「あ、誘ったら来るかなあ。桐島さん」

 ぼそっと呟いた声を耳にする。

 熊は知らない名前に首を傾げ、ルームメイトの女子たちは顔を見合わせる。頭には、オレンジ色の髪が浮かんだ。

「来ないだろ、あれは」

 即答したら、振り返った彼女が残念そうに眉を下げた。

「仲良くなれるチャンスだと思うんだけどなあ。誘ってみてもいい?」
「別にいいけど絶対来なさそう」

 桐島と似ていると言われたのを思い出す。

 だが俺はあそこまで人を寄せ付けないわけではない。あれは完全に心のシャッターを下ろしていて、簡単に心を開いてくれるようには見えない。
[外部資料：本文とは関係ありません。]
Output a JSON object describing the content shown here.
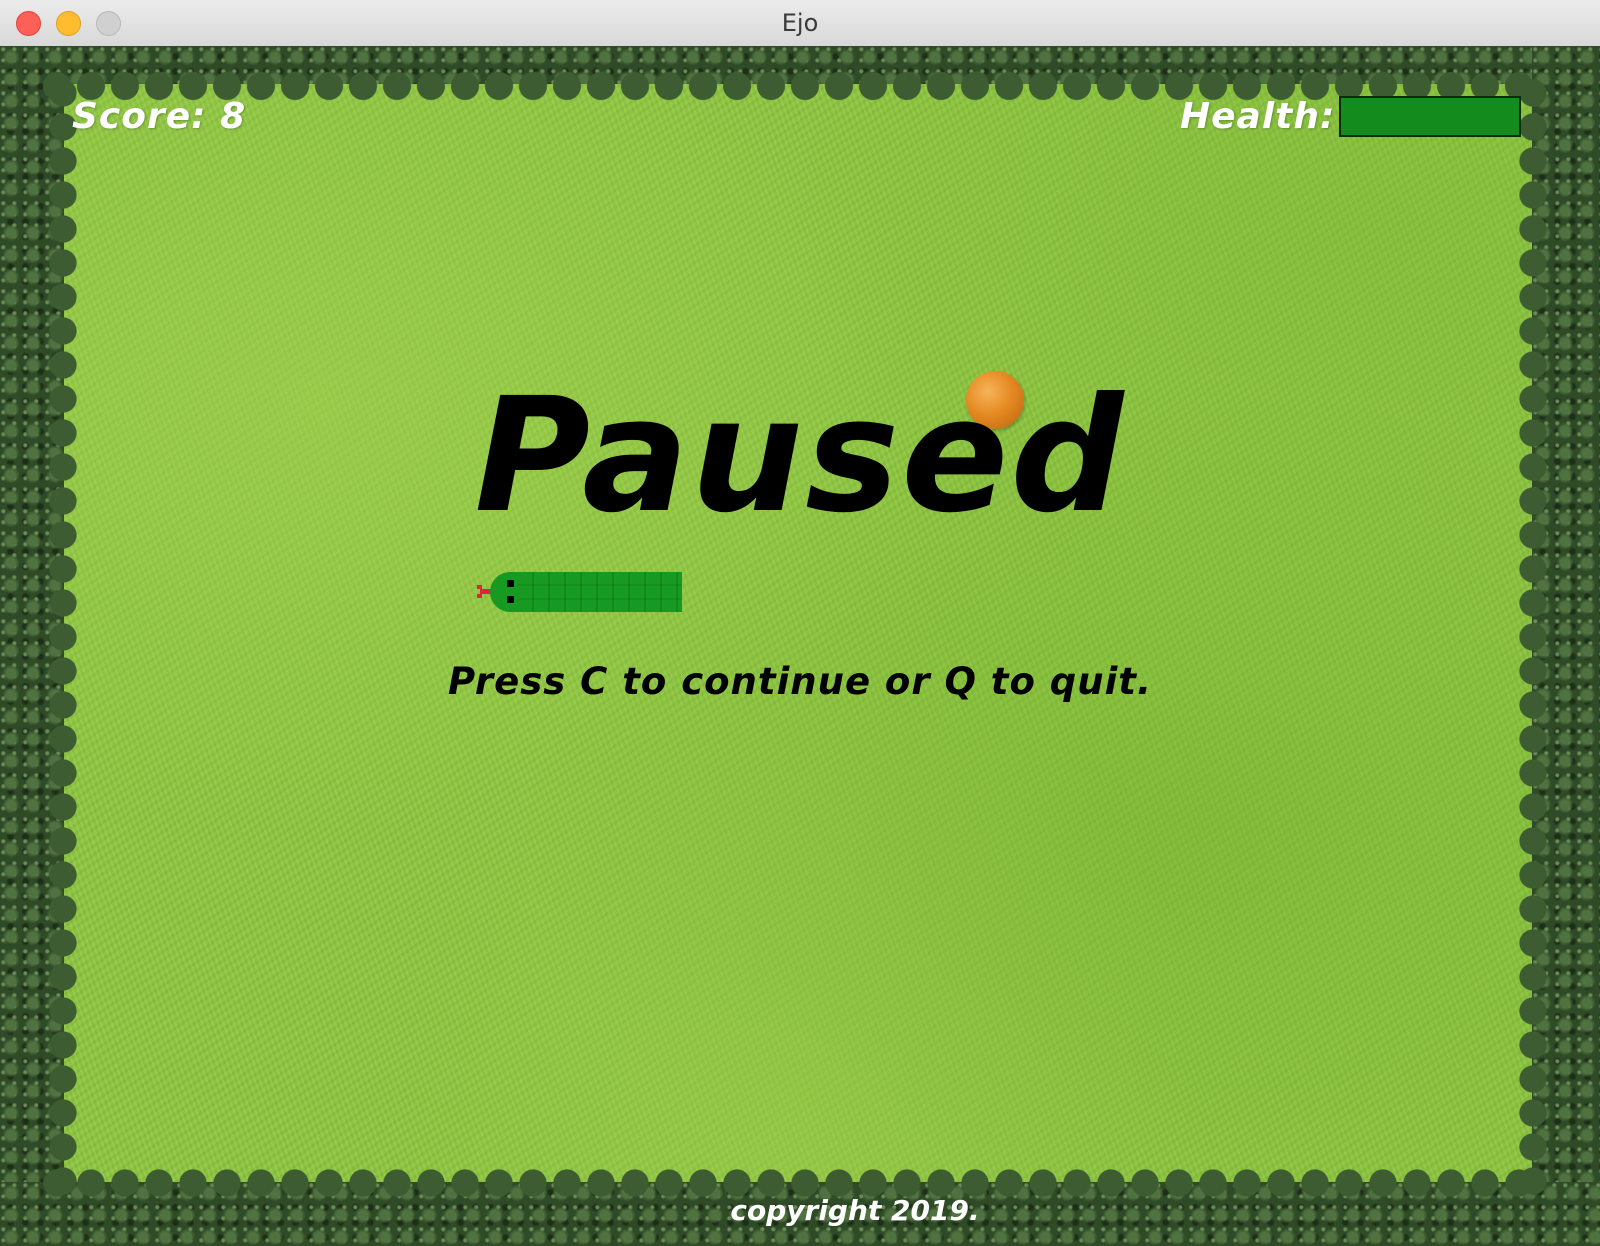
{
  "window": {
    "title": "Ejo"
  },
  "hud": {
    "score_label": "Score: 8",
    "health_label": "Health:",
    "health_fraction": 1.0,
    "health_color": "#138c1d"
  },
  "overlay": {
    "title": "Paused",
    "subtitle": "Press C to continue or Q to quit."
  },
  "footer": {
    "copyright": "copyright 2019."
  },
  "game_objects": {
    "food_icon": "orange-icon",
    "snake_icon": "snake-icon",
    "snake_direction": "left"
  },
  "colors": {
    "grass": "#8ec63f",
    "hedge": "#2f4a26",
    "snake": "#179a22",
    "text_dark": "#000000",
    "text_light": "#ffffff"
  }
}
 口説き落とすのはなかなかの体力がいりそうだと直感で感じた。そもそも話しかけても返事が返ってこないの時点で終わっている。

「そうだ、私サンダル探さなきゃ」

 彼女はいきなり思い出したみたいに言う。
 きょろきょろ辺りを見回し始め、衣類のコーナーへ向かおうとする彼女がサンダルを履いている姿を想像する。

「転ぶ画しか浮かばないんだけど」
「ちょっとそんなことない!」

 ムッと頬を膨らませ俺の腕を叩いてくる。
 そこでも大きめの石ころを踏んづけて、また目の前でよろめいた。